Refugee advocates say that a powerful and combustible mix of factors–including domestic politics, growing foreign investment, related land confiscation, and increased military presence–complicate the questions of safe passage and repatriation.
Politically underrepresented ethnic communities, including refugees long committed to Burma’s struggle for systemic change, feel that their demands for comprehensive legislative and institutional reforms are being cast aside as the world celebrates the NLD’s victory.
“The struggle in Burma is not only for democracy. It is for ethnic rights,” said Wahkushee, who feels that an NLD-led government will not necessarily satisfy the ethnic minority groups’ aspirations. “We have to support both struggles, otherwise the same situation will happen again.”
Even with an NLD majority in parliament, the country still operates under the highly restrictive 2008 constitution, which guarantees 25 percent of legislative seats to the military, promises legal immunity to government officers, and offers no financial autonomy to the resource-rich ethnic states.
“We might have a chance to amend it little by little,” said Seng Zin of the Kachin Women’s Association Thailand, which documents continued military abuses against the 100,000 Kachin displaced in northern Myanmar.
But constitutional changes require more than a 75-percent majority vote in parliament. “If we have a chance to write a new constitution in parliament which gives guarantees to the people, it would be better,” she said.
Dahgaypaw’s skepticism of the NLD-led government is also due to constitutional provisions that give the military control of three critical ministries: Border Affairs, Defense, and Home Affairs. She wonders if Suu Kyi and her party will be able to address the needs of the displaced.
“Can [the NLD] go to the IDP locations? To the places without state health and education? Are they going to be able to present ethnic voices in the parliament? I don’t think so,” she said.
Another continued threat to ethnic communities’ rights is the dramatic increase in investments in Myanmar’s wealth of mineral, gas, oil, and hydropower resources. Foreign direct investment to Myanmar doubled in 2015, surpassing $8 billion.

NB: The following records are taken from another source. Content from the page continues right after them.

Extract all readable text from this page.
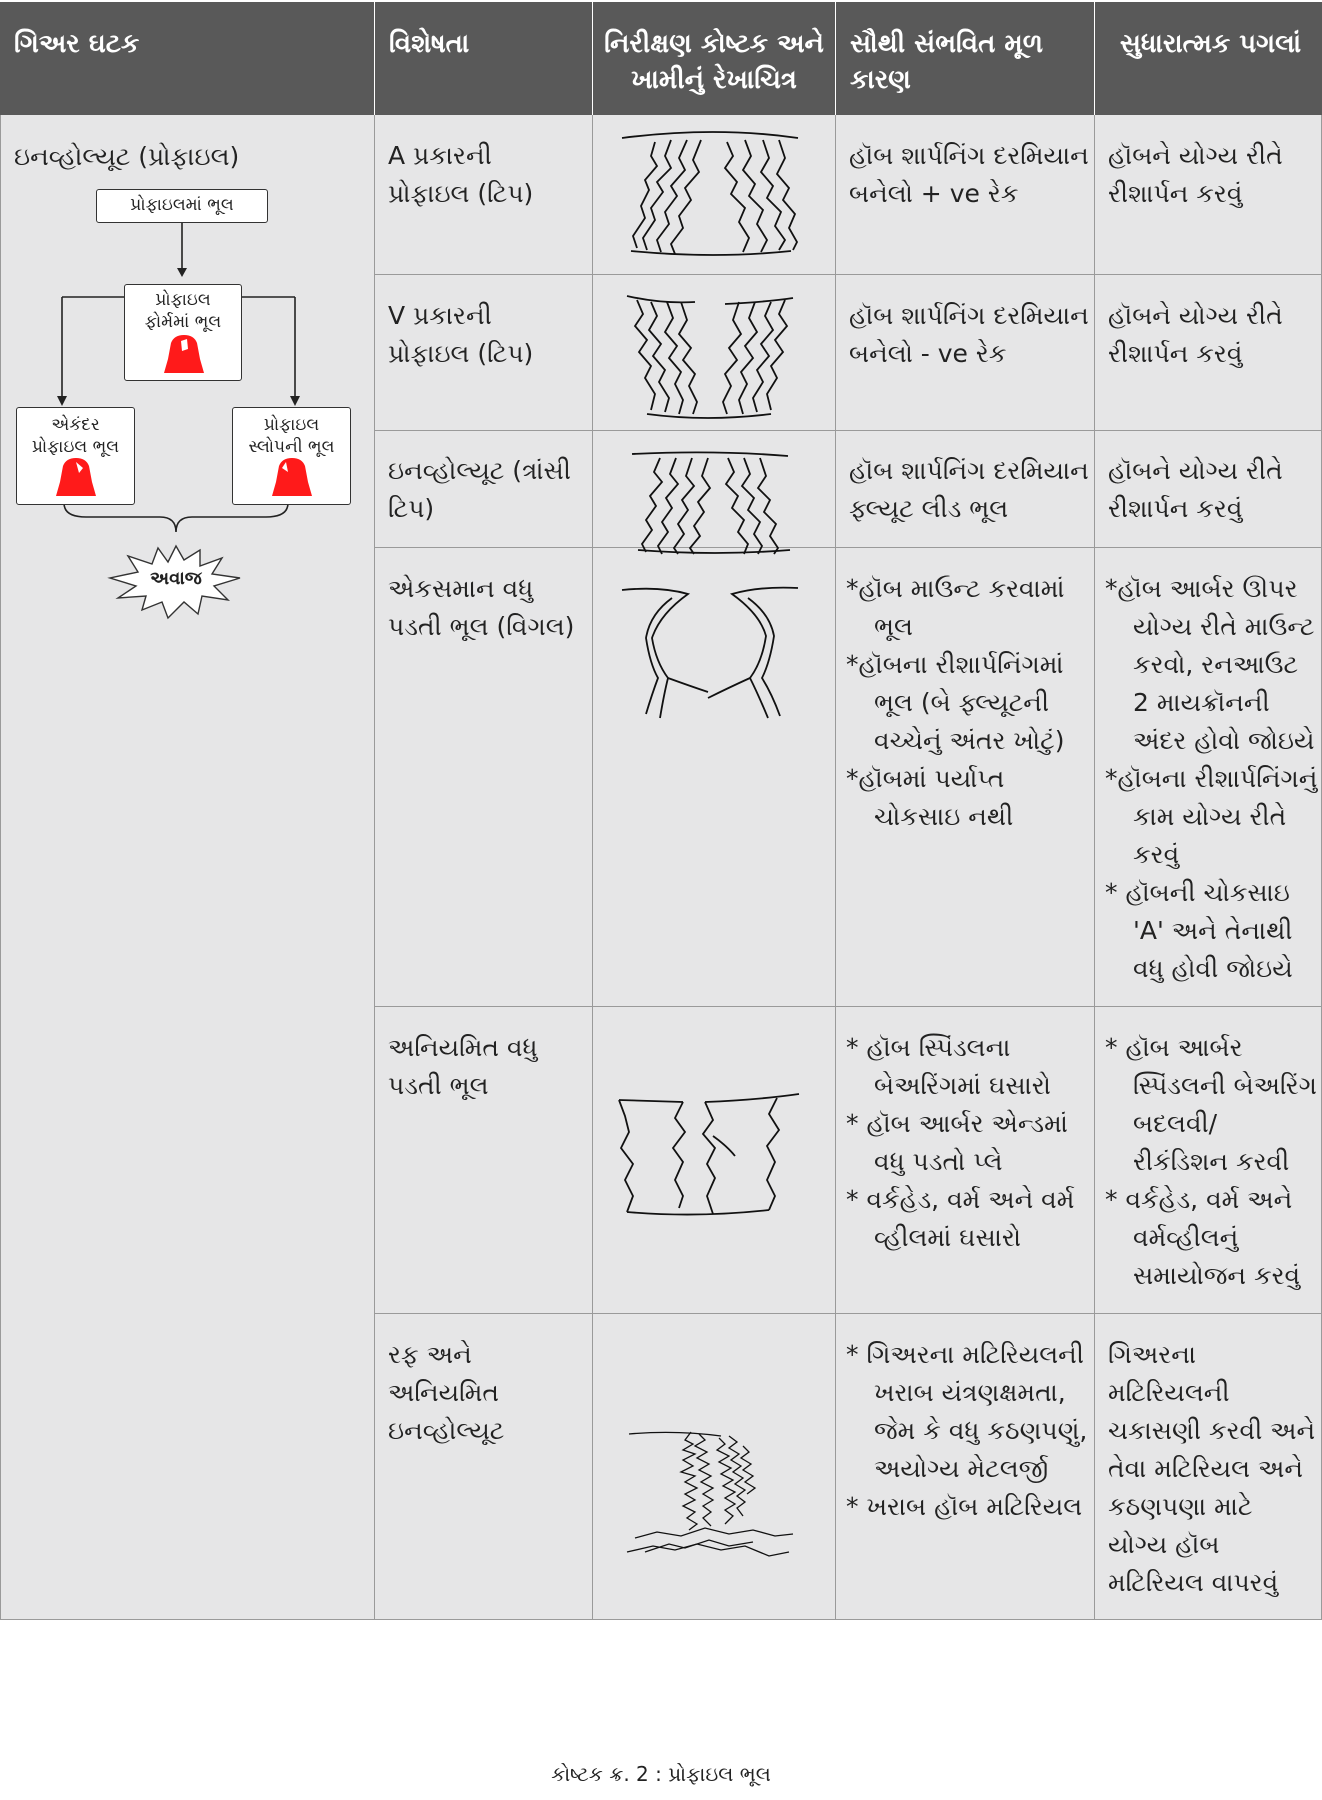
ગિઅર ઘટક	વિશેષતા	નિરીક્ષણ કોષ્ટક અને ખામીનું રેખાચિત્ર
સૌથી સંભવિત મૂળ કારણ
સુધારાત્મક પગલાં
ઇનવ્હોલ્યૂટ (પ્રોફાઇલ)
પ્રોફાઇલમાં ભૂલ
પ્રોફાઇલ ફોર્મમાં ભૂલ
એકંદર પ્રોફાઇલ ભૂલ
પ્રોફાઇલ સ્લોપની ભૂલ
અવાજ
A પ્રકારની પ્રોફાઇલ (ટિપ)
હૉબ શાર્પનિંગ દરમિયાન બનેલો + ve રેક
હૉબને યોગ્ય રીતે રીશાર્પન કરવું
V પ્રકારની પ્રોફાઇલ (ટિપ)
હૉબ શાર્પનિંગ દરમિયાન બનેલો - ve રેક
હૉબને યોગ્ય રીતે રીશાર્પન કરવું
ઇનવ્હોલ્યૂટ (ત્રાંસી ટિપ)
હૉબ શાર્પનિંગ દરમિયાન ફ્લ્યૂટ લીડ ભૂલ
હૉબને યોગ્ય રીતે રીશાર્પન કરવું
એકસમાન વધુ પડતી ભૂલ (વિગલ)
*હૉબ માઉન્ટ કરવામાં ભૂલ
*હૉબના રીશાર્પનિંગમાં ભૂલ (બે ફ્લ્યૂટની વચ્ચેનું અંતર ખોટું)
*હૉબમાં પર્યાપ્ત ચોકસાઇ નથી
*હૉબ આર્બર ઊપર યોગ્ય રીતે માઉન્ટ કરવો, રનઆઉટ 2 માયક્રૉનની અંદર હોવો જોઇયે
*હૉબના રીશાર્પનિંગનું કામ યોગ્ય રીતે કરવું
* હૉબની ચોકસાઇ 'A' અને તેનાથી વધુ હોવી જોઇયે
અનિયમિત વધુ પડતી ભૂલ
* હૉબ સ્પિંડલના બેઅરિંગમાં ઘસારો
* હૉબ આર્બર એન્ડમાં વધુ પડતો પ્લે
* વર્કહેડ, વર્મ અને વર્મ વ્હીલમાં ઘસારો
* હૉબ આર્બર સ્પિંડલની બેઅરિંગ બદલવી/ રીકંડિશન કરવી
* વર્કહેડ, વર્મ અને વર્મવ્હીલનું સમાયોજન કરવું
રફ અને અનિયમિત ઇનવ્હોલ્યૂટ
* ગિઅરના મટિરિયલની ખરાબ યંત્રણક્ષમતા, જેમ કે વધુ કઠણપણું, અયોગ્ય મેટલર્જી
* ખરાબ હૉબ મટિરિયલ
ગિઅરના મટિરિયલની ચકાસણી કરવી અને તેવા મટિરિયલ અને કઠણપણા માટે યોગ્ય હૉબ મટિરિયલ વાપરવું
કોષ્ટક ક્ર. 2 : પ્રોફાઇલ ભૂલ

Refugees wishing to return to their homeland are concerned by a lack of government and international transparency on these investments. They say they fear potential conflict.
“State governments cannot decide what, where or how big [development] projects take place,” said Shan environmental activist Sai Khur Hseng. “Conflict over resources is even more likely when they are located in areas controlled by different ethnic and religious groups.”
Wahkushee added: “You can expect more refugees, not just because of war, but because of investment.”
Notably, many of the estimated 1–3 million migrant workers from Myanmar living in Thailand are “unrecognized” ethnic Shan refugees who were displaced by land grabs or environmental degradation connected to development projects.
Land confiscation and development have coincided with military expansion, which Dahgaypaw says is “still happening” despite reforms and the government’s promises of peace. Much of Myanmar continues to experience an increased military presence largely due to the race to exploit land and resources.
Wahkushee sees “no evidence” that the Myanmar army will leave the ethnic areas. She points out that newly constructed roads now make it easier to transport troops and heavy artillery to army encampments.
Hinting at the rise of a long-term occupation, she said “if things reverse, this time, you will have nowhere to hide.”
Sally Kantar is a journalist based in Southeast Asia.